The departure tax increase is the less complicated one to plan for. It’s confirmed, it’s in the ticket, and it’s a one-time departure charge. The entry fee has more moving parts — pending approval, unclear collection timing, and a TDAC integration that hasn’t been fully specified publicly.

Planning Checklist

If you’re booking Thailand flights now (May 2026):

  • Tickets issued today for post–June 20 travel already include the 1,120-baht departure tax. It’s in the fare breakdown — look for “taxes and fees” at checkout or in your confirmation.
  • The 300-baht entry fee is not yet in effect. Budget for it as a likely future charge but don’t assume you’ll pay it on your trip unless a Cabinet announcement clears before your travel date.

If you booked Thailand flights months ago:

  • Check your ticket purchase date. Tickets issued before June 20 lock in the 730-baht rate for your outbound departure, even if you travel after that date. You won’t be charged the difference at the airport.
  • If your ticket was issued on or after June 20, you’re paying the new 1,120-baht rate — confirm by checking the “taxes” breakdown on your itinerary.

Family trips:

  • Four people under the confirmed departure tax = 4,480 baht (~$128). If that number isn’t in your accommodation or transport budget already, it needs to be.
  • If the entry fee clears before your trip, add another 1,200 baht (~$34) for a family of four on arrival.

Budget travelers on LCCs through Don Mueang:

  • Don Mueang is in the AOT network and subject to the same 1,120-baht departure charge. The low-cost-carrier airfare advantage doesn’t offset the per-person tax on the outbound leg.
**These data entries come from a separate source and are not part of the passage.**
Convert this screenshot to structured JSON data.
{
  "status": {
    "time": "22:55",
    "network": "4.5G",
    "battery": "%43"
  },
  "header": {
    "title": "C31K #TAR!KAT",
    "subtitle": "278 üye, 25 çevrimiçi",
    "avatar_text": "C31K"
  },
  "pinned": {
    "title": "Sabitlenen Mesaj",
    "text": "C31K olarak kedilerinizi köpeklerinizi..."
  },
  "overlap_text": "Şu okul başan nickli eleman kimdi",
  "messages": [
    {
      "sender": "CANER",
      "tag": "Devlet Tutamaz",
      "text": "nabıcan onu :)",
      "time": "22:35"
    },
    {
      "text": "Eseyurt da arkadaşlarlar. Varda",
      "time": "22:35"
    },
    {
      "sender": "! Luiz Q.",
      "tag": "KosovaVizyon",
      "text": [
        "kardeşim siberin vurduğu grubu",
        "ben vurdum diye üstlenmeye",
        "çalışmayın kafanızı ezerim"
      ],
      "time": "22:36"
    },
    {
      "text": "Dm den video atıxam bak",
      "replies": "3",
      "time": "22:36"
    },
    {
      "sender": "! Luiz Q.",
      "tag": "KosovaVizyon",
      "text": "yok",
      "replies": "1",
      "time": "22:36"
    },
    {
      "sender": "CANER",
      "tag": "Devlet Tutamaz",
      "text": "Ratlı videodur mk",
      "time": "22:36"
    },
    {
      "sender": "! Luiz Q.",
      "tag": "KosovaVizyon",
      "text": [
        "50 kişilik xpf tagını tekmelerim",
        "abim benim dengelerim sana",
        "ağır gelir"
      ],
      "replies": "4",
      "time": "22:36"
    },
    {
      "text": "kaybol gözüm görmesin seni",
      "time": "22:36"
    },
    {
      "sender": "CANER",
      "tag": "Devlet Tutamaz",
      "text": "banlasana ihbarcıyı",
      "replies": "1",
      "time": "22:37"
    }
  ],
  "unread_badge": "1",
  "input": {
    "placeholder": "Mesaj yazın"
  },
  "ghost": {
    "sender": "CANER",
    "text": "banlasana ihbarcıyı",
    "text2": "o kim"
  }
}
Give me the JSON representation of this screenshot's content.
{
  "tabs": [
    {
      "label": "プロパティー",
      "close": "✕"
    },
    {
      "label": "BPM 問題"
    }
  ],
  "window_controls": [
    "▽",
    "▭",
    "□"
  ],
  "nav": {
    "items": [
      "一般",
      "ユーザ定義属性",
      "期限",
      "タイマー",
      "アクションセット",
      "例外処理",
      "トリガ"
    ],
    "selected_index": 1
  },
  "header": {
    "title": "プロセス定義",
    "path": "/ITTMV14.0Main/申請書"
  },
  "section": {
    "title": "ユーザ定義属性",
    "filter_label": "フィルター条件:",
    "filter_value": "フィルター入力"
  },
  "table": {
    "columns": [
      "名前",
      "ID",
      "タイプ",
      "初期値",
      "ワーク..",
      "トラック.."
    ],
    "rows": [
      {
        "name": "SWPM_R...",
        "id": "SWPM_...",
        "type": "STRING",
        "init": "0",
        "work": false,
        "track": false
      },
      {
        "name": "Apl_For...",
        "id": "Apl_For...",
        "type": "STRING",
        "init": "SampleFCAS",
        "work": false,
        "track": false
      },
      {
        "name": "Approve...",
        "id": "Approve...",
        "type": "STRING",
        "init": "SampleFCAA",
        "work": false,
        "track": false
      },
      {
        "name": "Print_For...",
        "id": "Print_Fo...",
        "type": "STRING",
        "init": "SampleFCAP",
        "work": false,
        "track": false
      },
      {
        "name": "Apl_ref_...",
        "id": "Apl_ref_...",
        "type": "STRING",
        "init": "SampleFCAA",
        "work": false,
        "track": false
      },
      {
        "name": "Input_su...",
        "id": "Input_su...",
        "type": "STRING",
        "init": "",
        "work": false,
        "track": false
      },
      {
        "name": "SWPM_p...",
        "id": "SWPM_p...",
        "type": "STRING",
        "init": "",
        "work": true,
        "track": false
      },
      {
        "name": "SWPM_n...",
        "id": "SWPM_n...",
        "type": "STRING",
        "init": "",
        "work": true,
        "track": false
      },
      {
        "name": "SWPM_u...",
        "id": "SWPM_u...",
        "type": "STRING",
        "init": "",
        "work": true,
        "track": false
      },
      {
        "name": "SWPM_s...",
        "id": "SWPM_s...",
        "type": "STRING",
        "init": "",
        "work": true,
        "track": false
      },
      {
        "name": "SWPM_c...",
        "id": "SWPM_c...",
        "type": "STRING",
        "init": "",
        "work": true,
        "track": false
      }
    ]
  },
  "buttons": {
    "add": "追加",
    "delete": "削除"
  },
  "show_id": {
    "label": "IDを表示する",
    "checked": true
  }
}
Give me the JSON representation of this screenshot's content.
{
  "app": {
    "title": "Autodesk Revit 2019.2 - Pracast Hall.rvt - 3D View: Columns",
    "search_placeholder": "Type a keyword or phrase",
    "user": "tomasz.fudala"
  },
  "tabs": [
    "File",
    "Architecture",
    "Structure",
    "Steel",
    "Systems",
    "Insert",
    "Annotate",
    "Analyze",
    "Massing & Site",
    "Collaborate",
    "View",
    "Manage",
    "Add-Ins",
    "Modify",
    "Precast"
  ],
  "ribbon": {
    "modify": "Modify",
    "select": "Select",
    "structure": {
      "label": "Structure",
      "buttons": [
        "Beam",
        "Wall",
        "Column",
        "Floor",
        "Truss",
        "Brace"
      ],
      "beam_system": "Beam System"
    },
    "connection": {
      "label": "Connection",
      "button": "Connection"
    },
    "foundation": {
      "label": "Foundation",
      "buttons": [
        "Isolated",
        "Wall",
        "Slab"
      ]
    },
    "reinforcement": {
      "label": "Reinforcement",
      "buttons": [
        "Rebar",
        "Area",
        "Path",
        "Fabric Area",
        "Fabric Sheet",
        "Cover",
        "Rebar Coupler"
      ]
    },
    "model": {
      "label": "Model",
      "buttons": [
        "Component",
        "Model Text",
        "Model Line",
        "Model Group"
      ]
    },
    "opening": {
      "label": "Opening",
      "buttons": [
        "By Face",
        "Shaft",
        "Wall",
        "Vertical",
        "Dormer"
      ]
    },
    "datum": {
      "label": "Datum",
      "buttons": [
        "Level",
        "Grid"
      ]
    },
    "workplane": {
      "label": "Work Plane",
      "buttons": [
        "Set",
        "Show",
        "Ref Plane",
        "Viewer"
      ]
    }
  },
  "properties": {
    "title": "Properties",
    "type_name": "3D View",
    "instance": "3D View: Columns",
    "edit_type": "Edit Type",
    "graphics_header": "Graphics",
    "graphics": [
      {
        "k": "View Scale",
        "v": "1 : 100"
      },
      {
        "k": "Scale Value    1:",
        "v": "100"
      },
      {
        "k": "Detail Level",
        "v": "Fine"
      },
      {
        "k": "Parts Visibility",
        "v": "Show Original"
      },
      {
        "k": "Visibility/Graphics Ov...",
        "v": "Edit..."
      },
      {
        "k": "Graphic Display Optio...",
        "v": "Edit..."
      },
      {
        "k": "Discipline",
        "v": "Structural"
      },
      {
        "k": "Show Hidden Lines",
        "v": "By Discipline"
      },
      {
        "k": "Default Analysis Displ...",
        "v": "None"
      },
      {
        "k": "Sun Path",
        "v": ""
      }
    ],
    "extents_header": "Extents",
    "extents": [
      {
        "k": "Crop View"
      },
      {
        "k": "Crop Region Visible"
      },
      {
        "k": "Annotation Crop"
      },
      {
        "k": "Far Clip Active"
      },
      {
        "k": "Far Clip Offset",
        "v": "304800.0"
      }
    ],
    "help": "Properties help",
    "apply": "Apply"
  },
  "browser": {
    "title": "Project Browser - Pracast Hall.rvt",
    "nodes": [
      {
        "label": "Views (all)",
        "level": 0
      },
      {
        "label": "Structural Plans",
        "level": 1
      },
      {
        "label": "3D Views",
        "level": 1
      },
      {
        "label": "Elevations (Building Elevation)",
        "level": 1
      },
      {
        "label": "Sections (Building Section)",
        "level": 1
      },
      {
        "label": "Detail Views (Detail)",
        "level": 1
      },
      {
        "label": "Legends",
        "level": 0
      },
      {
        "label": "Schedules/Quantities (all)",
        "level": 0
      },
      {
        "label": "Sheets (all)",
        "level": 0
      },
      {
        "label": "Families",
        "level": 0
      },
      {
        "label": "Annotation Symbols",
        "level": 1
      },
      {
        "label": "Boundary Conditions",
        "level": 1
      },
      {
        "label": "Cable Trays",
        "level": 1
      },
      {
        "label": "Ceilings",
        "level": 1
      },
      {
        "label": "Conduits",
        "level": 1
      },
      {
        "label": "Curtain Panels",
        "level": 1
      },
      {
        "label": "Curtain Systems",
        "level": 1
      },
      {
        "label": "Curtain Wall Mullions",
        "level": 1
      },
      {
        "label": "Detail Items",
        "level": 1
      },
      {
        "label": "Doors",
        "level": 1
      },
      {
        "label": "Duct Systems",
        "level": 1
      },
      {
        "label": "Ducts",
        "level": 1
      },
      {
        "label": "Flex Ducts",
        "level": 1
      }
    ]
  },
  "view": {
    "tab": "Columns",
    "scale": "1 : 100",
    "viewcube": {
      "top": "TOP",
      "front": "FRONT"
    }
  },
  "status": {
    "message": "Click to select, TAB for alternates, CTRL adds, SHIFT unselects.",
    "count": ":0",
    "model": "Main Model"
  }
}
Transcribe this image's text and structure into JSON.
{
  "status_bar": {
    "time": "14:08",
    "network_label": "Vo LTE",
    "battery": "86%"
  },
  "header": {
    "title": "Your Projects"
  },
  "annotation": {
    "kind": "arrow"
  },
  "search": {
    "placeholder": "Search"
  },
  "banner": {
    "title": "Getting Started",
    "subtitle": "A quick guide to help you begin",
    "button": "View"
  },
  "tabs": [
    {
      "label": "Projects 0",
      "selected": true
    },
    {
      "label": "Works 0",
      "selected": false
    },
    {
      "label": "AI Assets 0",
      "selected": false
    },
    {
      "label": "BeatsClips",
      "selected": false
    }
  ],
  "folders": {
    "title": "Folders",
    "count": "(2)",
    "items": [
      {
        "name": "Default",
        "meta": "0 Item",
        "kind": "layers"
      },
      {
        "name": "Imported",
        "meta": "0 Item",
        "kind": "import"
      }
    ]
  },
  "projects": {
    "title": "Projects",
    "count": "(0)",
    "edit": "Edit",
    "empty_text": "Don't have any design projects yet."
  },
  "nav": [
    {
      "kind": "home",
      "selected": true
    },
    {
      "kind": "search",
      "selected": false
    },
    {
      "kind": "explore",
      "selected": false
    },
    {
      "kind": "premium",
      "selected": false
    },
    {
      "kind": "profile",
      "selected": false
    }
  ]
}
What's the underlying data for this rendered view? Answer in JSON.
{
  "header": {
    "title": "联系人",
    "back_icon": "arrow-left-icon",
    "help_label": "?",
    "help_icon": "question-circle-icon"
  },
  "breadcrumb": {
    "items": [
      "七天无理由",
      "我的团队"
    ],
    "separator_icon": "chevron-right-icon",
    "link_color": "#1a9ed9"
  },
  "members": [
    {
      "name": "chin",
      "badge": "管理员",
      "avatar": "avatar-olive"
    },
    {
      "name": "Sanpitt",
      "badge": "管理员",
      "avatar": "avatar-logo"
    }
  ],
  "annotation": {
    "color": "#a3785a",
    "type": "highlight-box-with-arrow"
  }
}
Factor accordingly.

TDAC registration:

  • Thailand’s digital arrival card (TDAC) is already required for all air arrivals. Register before departure at tdac.immigration.go.th — no fee currently, and the registration takes minutes. This is the system the entry fee would likely run through if approved.

The Bottom Line

Thailand’s departure tax increase is not a headline-grabbing number per person — 390 additional baht, about $11. But it’s confirmed, it’s five weeks away, and it hits every international outbound ticket issued from June 20 forward. The family-of-four math is where it starts to matter: roughly $128 in departure tax on a single outbound flight under the new rate, about $45 more than last year.

The entry fee is the bigger unknown. It’s been in the works for over a year, it has government support, and the infrastructure to collect it (TDAC integration) already exists. It’s pending, not dead.

Thailand is still one of the best-value destinations in the world for what you get. These fees don’t change that calculation. What they do is create a gap between trip budgets built on 2025 research and what 2026 travel actually costs — and for Thailand’s most popular summer itineraries, that gap deserves a line item.


Departure tax increase confirmed by Airports of Thailand via LoyaltyLobby and The Nation Thailand. Entry fee status sourced from Wego Travel Blog and Travel and Tour World. TDAC at tdac.immigration.go.th. Figures current as of May 2026 — verify with your airline and Thai authorities before travel.